Food frequency questionnaire: A food frequency questionnaire was used to express the data obtained from 24 hour dietary recall on each participant’s diet over a day period. All participants completed the FFQs in an individual interview with the assistance of a fieldworker or the researcher.

The participants were asked to provide detailed information regarding the types and amounts of all foods, beverages and nutritional supplements consumed over a period. All related foods were grouped together. Participants were asked to indicate their frequency of consumption of items per day.

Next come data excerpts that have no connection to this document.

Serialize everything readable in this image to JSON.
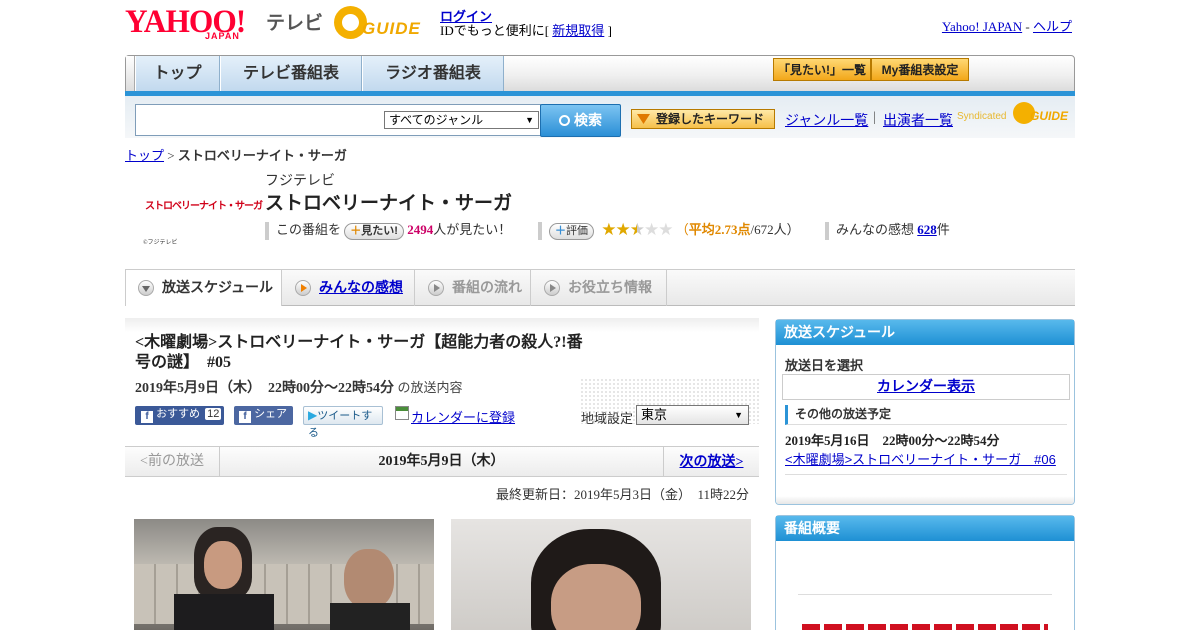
{
  "header": {
    "yahoo_logo": "YAHOO!",
    "yahoo_logo_sub": "JAPAN",
    "service_name": "テレビ",
    "gguide_logo": "GUIDE",
    "login_link": "ログイン",
    "login_sub_prefix": "IDでもっと便利に[",
    "signup_link": "新規取得",
    "login_sub_suffix": "]",
    "yahoo_japan_link": "Yahoo! JAPAN",
    "link_separator": "-",
    "help_link": "ヘルプ"
  },
  "nav": {
    "tabs": [
      {
        "label": "トップ"
      },
      {
        "label": "テレビ番組表"
      },
      {
        "label": "ラジオ番組表"
      }
    ],
    "want_list_button": "「見たい!」一覧",
    "my_program_button": "My番組表設定"
  },
  "search": {
    "value": "",
    "genre_selected": "すべてのジャンル",
    "search_button": "検索",
    "keyword_button": "登録したキーワード",
    "genre_list_link": "ジャンル一覧",
    "divider": "|",
    "performer_list_link": "出演者一覧",
    "syndicated_label": "Syndicated"
  },
  "breadcrumb": {
    "top_link": "トップ",
    "separator": ">",
    "current": "ストロベリーナイト・サーガ"
  },
  "program": {
    "logo_text": "ストロベリーナイト・サーガ",
    "logo_copyright": "©フジテレビ",
    "channel": "フジテレビ",
    "title": "ストロベリーナイト・サーガ",
    "want_prefix": "この番組を",
    "want_button": "見たい!",
    "want_count": "2494",
    "want_suffix": "人が見たい！",
    "rate_button": "評価",
    "rating_stars": 2.5,
    "rating_paren_open": "（",
    "rating_avg_label": "平均2.73点",
    "rating_count": "/672人）",
    "impressions_label": "みんなの感想",
    "impressions_count": "628",
    "impressions_suffix": "件"
  },
  "subtabs": [
    {
      "label": "放送スケジュール"
    },
    {
      "label": "みんなの感想"
    },
    {
      "label": "番組の流れ"
    },
    {
      "label": "お役立ち情報"
    }
  ],
  "episode": {
    "title_line1": "<木曜劇場>ストロベリーナイト・サーガ【超能力者の殺人?!番",
    "title_line2": "号の謎】　#05",
    "datetime": "2019年5月9日（木）　22時00分～22時54分",
    "datetime_suffix": "の放送内容",
    "recommend_button": "おすすめ",
    "recommend_count": "12",
    "share_button": "シェア",
    "tweet_button": "ツイートする",
    "calendar_link": "カレンダーに登録",
    "region_label": "地域設定",
    "region_selected": "東京",
    "prev_broadcast": "<前の放送",
    "current_date": "2019年5月9日（木）",
    "next_broadcast": "次の放送>",
    "last_updated": "最終更新日：2019年5月3日（金）　11時22分"
  },
  "sidebar": {
    "schedule_heading": "放送スケジュール",
    "select_date_label": "放送日を選択",
    "calendar_link": "カレンダー表示",
    "other_schedule_heading": "その他の放送予定",
    "next_datetime": "2019年5月16日　22時00分～22時54分",
    "next_title_link": "<木曜劇場>ストロベリーナイト・サーガ　#06",
    "summary_heading": "番組概要"
  },
  "colors": {
    "link": "#0000cc",
    "accent_blue": "#2b94d7",
    "want_count": "#cc0066",
    "rating_orange": "#e08800",
    "yahoo_red": "#ff0033"
  }
}
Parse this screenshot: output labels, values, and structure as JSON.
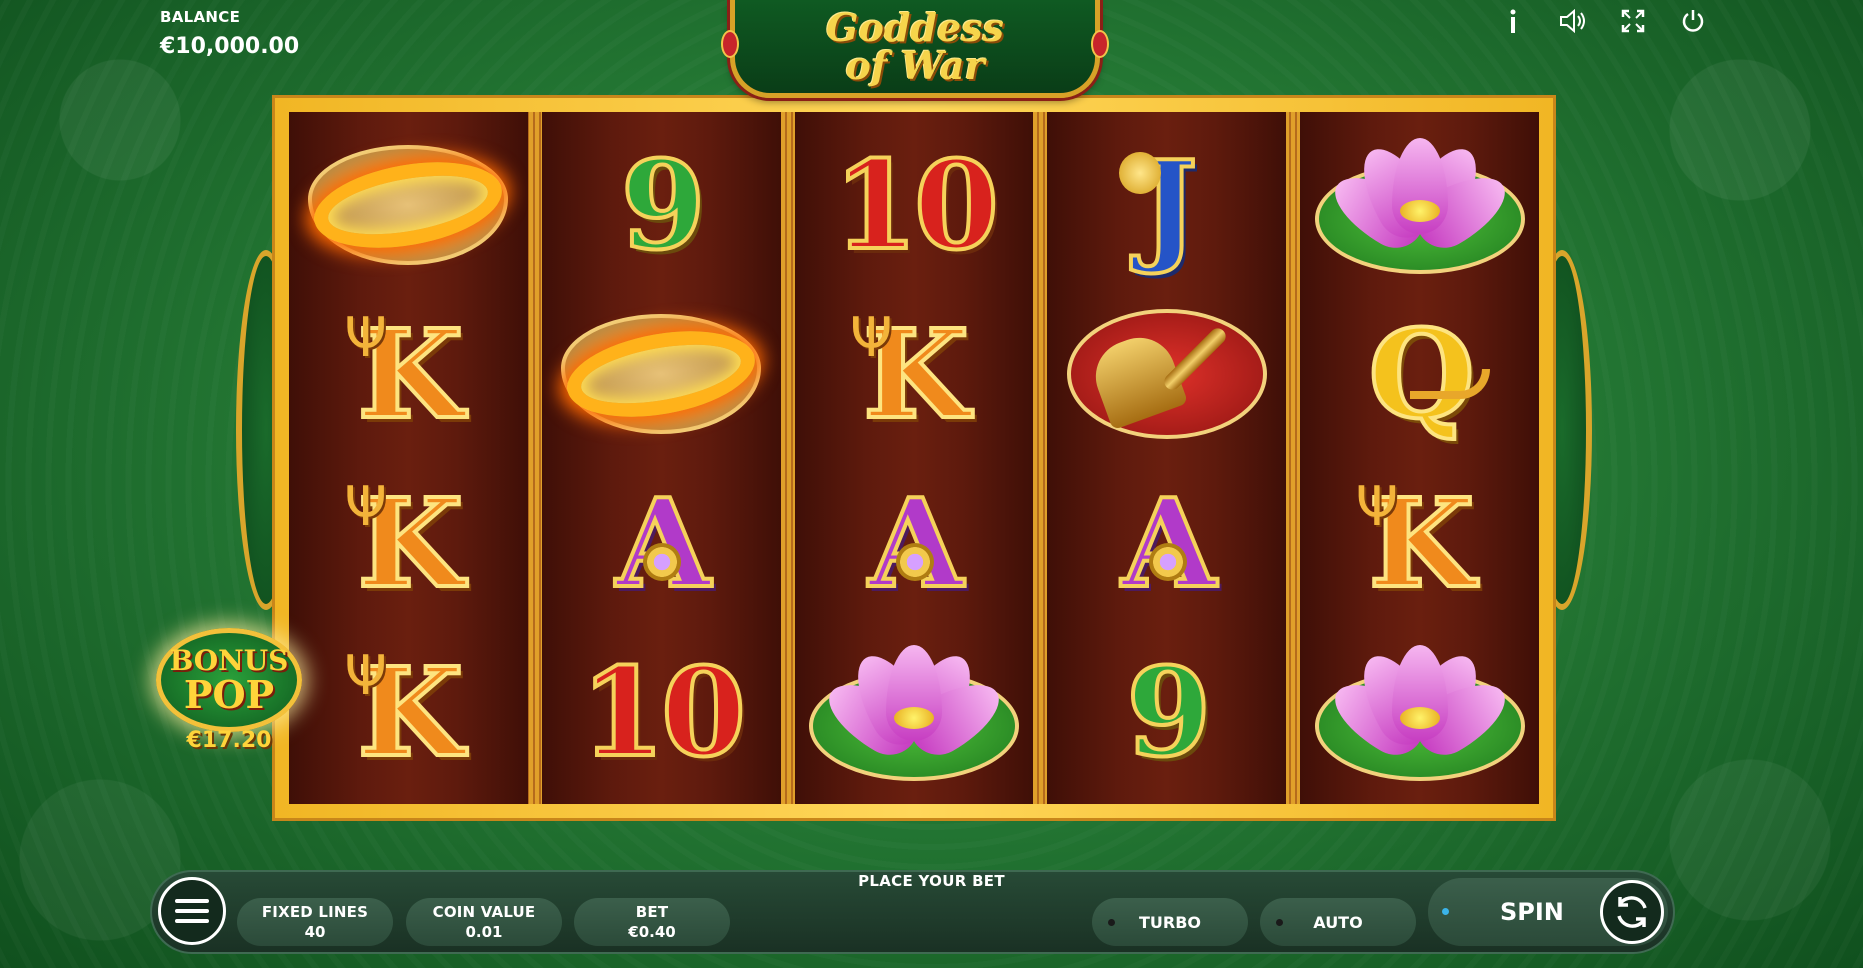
{
  "hud": {
    "balance_label": "BALANCE",
    "balance_value": "€10,000.00",
    "icons": [
      "info-icon",
      "sound-icon",
      "fullscreen-icon",
      "power-icon"
    ]
  },
  "logo": {
    "line1": "Goddess",
    "line2": "of War"
  },
  "reels": [
    [
      "fire-ring",
      "K",
      "K",
      "K"
    ],
    [
      "9",
      "fire-ring",
      "A",
      "10"
    ],
    [
      "10",
      "K",
      "A",
      "lotus"
    ],
    [
      "J",
      "bell",
      "A",
      "9"
    ],
    [
      "lotus",
      "Q",
      "K",
      "lotus"
    ]
  ],
  "bonus_pop": {
    "line1": "BONUS",
    "line2": "POP",
    "amount": "€17.20"
  },
  "controls": {
    "status_text": "PLACE YOUR BET",
    "fixed_lines_label": "FIXED LINES",
    "fixed_lines_value": "40",
    "coin_value_label": "COIN VALUE",
    "coin_value_value": "0.01",
    "bet_label": "BET",
    "bet_value": "€0.40",
    "turbo_label": "TURBO",
    "auto_label": "AUTO",
    "spin_label": "SPIN"
  },
  "colors": {
    "background": "#257a35",
    "frame_gold": "#f1b624",
    "reel_bg": "#5e1a0d",
    "control_bar": "#1a3124",
    "spin_indicator": "#3bb3e8"
  }
}
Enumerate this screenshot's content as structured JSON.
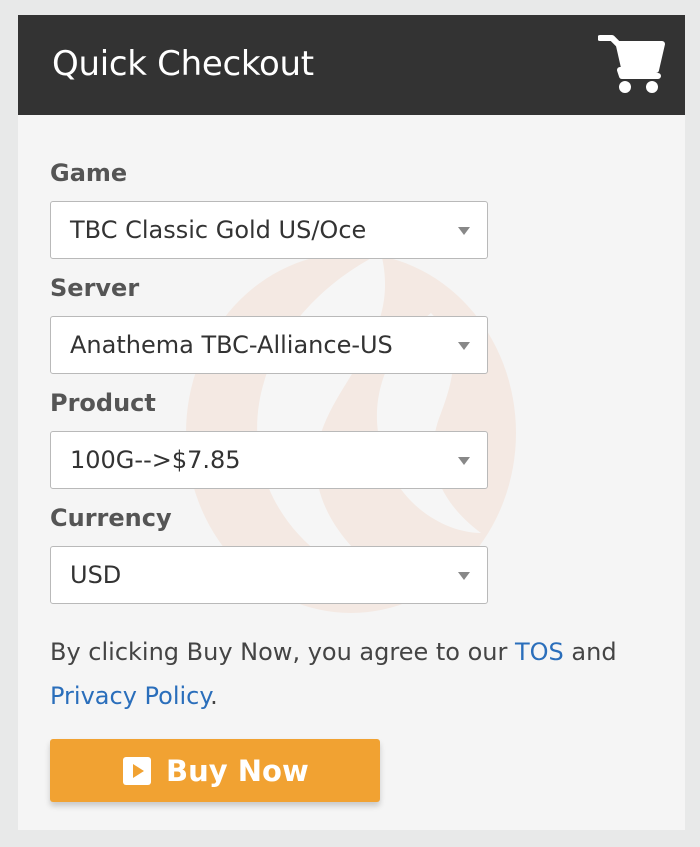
{
  "header": {
    "title": "Quick Checkout",
    "cart_icon": "shopping-cart-icon"
  },
  "form": {
    "game": {
      "label": "Game",
      "value": "TBC Classic Gold US/Oce"
    },
    "server": {
      "label": "Server",
      "value": "Anathema TBC-Alliance-US"
    },
    "product": {
      "label": "Product",
      "value": "100G-->$7.85"
    },
    "currency": {
      "label": "Currency",
      "value": "USD"
    }
  },
  "agreement": {
    "prefix": "By clicking Buy Now, you agree to our ",
    "tos_link": "TOS",
    "middle": " and ",
    "privacy_link": "Privacy Policy",
    "suffix": "."
  },
  "buy_button": {
    "label": "Buy Now",
    "icon": "play-square-icon"
  },
  "colors": {
    "header_bg": "#333333",
    "accent": "#f1a232",
    "link": "#2a6ebb"
  }
}
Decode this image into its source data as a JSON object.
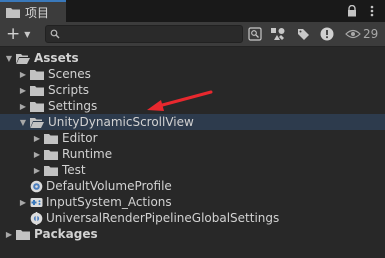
{
  "tab": {
    "label": "项目",
    "icon": "folder-icon"
  },
  "window_controls": {
    "lock_icon": "lock-icon",
    "menu_icon": "kebab-menu-icon"
  },
  "toolbar": {
    "add_label": "+",
    "search": {
      "value": "",
      "placeholder": ""
    },
    "hidden_count": "29"
  },
  "tree": [
    {
      "id": "assets",
      "label": "Assets",
      "bold": true,
      "expanded": true,
      "depth": 0,
      "icon": "folder-open-icon"
    },
    {
      "id": "scenes",
      "label": "Scenes",
      "depth": 1,
      "icon": "folder-icon"
    },
    {
      "id": "scripts",
      "label": "Scripts",
      "depth": 1,
      "icon": "folder-icon"
    },
    {
      "id": "settings",
      "label": "Settings",
      "depth": 1,
      "icon": "folder-icon"
    },
    {
      "id": "udsv",
      "label": "UnityDynamicScrollView",
      "depth": 1,
      "expanded": true,
      "selected": true,
      "icon": "folder-open-icon"
    },
    {
      "id": "editor",
      "label": "Editor",
      "depth": 2,
      "icon": "folder-icon"
    },
    {
      "id": "runtime",
      "label": "Runtime",
      "depth": 2,
      "icon": "folder-icon"
    },
    {
      "id": "test",
      "label": "Test",
      "depth": 2,
      "icon": "folder-icon"
    },
    {
      "id": "dvp",
      "label": "DefaultVolumeProfile",
      "depth": 1,
      "icon": "volume-profile-icon",
      "no_arrow": true
    },
    {
      "id": "isa",
      "label": "InputSystem_Actions",
      "depth": 1,
      "icon": "input-actions-icon"
    },
    {
      "id": "urp",
      "label": "UniversalRenderPipelineGlobalSettings",
      "depth": 1,
      "icon": "render-pipeline-settings-icon",
      "no_arrow": true
    },
    {
      "id": "packages",
      "label": "Packages",
      "bold": true,
      "depth": 0,
      "icon": "folder-icon"
    }
  ],
  "annotation": {
    "icon": "red-arrow-icon",
    "color": "#e8282e"
  },
  "colors": {
    "selection": "#2d3b4d",
    "folder": "#c2c2c2",
    "accent": "#3a79bb"
  }
}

Risk factors of malaria: Data on the risk factors of malaria such as respiratory distress, concomitant pneumonia, severe anemia, enlarged liver, low blood sugar, and hemoglobin in the urine with renal failure and acute respiratory distress syndrome. The knowledge of malaria preventions by the use of insecticide treated nets, mosquito repellants, draining standing water and environmental hygiene; and management such as use of malarial drugs like Artemeter, Lumefantrine, Mefloquine, or Sulfadoxine/Pyrimethamine tablets will be determined by the distribution of a validated and pretested questionnaire. Data was also collected on symptoms of the disease such as fever, headache, and tiredness and vomiting.

Data analysis

Statistical analysis of the data obtained from the study was carried out using IBM SPSS version 21. The Pearson’s correlation was carried out to determine the relationship between knowledge of the risk of malaria and nutritional status of the pregnant mothers.

Results and Discussion

Table 1 showed the basic characteristics of the women, 2% of the women are single, a higher number of them are married (95.3%) and only 2.7% of the women are divorced. The result also showed that 12% of the women are civil servants, 14.7% were house wives and 73.3% were traders. Because the research was carried out in the eastern part of Nigeria where Christianity is the main religion 98.7% of the women are Christians and only 1.3% are Muslims. 100% of them are from Igbo ethnic group. An age range of 20-50 was used in this research and 37.3% of the women are in the age range of 20-30, 61.3% were in the age range of 30-40 while 1.3% of the women were in the age range of 40-50 respectively.